To effectively implement content marketing, you must have a content strategy. It should go without saying, but we have all seen or worked at organizations where everyone works in silos – one arm is generating government affairs materials, another is pushing out academic white papers, and another is trying to make a social media campaign go viral. The reality is we are all on the same team, working toward the same goal. A common, coordinated content marketing strategy can amplify our voice and achieve success.
Using a roadmap analogy, here is your guide to develop your content strategy:
1) Define your goals. Are you looking to recruit members, promote a product, influence policy makers, improve media visibility, talk directly to consumers, retain members? etc.
2) Know the destination. What does success look like for each goal? Is it a 10% increase in membership, bloggers and reporters quoting your position, or improved content delivery to current members? Know what the end goal is so you know how to get there.
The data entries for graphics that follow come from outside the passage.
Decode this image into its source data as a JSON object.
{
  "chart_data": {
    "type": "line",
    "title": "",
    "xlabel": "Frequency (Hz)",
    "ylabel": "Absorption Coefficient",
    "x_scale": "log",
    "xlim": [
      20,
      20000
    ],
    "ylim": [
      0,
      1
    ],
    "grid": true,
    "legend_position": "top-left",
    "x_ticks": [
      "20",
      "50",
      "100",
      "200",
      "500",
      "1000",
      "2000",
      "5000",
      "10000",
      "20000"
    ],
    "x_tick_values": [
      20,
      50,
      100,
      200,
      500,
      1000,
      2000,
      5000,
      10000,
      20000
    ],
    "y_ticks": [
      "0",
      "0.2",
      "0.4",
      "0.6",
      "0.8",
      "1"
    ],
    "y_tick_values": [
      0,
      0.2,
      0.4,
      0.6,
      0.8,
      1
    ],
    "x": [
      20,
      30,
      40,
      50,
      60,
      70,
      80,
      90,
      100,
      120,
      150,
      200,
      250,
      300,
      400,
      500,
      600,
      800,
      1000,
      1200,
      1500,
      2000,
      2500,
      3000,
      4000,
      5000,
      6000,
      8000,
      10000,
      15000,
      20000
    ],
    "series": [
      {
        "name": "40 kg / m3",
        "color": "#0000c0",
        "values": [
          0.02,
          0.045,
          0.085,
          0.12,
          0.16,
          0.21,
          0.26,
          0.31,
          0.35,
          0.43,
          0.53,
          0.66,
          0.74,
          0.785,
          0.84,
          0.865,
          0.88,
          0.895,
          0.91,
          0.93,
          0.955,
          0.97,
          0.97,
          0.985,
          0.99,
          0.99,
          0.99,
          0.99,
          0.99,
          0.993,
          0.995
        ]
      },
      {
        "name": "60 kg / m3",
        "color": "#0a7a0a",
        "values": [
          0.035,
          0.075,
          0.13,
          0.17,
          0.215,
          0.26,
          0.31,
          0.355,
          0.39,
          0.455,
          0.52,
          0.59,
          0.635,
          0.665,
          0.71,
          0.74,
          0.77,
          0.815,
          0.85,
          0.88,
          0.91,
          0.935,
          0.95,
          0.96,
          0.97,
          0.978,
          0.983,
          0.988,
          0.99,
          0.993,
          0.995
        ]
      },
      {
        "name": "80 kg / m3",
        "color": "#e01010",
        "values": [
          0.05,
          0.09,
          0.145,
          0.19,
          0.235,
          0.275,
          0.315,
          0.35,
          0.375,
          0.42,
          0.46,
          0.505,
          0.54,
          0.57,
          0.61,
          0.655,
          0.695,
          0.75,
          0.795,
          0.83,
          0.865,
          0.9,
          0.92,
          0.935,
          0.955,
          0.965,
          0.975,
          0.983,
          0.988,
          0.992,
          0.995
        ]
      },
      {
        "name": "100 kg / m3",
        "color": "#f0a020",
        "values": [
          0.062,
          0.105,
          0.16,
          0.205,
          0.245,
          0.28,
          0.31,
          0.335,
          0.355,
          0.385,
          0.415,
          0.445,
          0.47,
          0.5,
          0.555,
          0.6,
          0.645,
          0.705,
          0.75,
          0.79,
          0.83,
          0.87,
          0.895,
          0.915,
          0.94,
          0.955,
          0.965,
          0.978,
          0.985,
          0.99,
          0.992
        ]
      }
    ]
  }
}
3) Pack the gear. What tools do you have and what tools do you want (i.e. blog, white papers, video, social media, etc.)? What human resources do you have – internal marketing, an engaged CEO, an outside firm, members, freelancers, academics, policy makers?
4) Draw the map. How are you going to get there? Create a publishing calendar that dates months into the future and covers items like white papers topics, social media campaigns, blog posts by subject, videos, media outreach, infographics and timing for each. When your tactics are mapped, you can see how they interact and complement each other. For instance, you release a white paper, which you announce with a press release, discuss further in a series of blog posts, and explain visually in a video.
5) Start driving. More details on this in a later post. Let’s just say it involves buckets and tools.
6) Reroute if necessary. Things happen. Landscapes change. Be willing to reroute, whether it’s just changing the map or starting over with new goals.
Strategy is key, but don’t let planning be the enemy of starting. Set yourself in the right direction (or any direction) and go. You will be better off than before.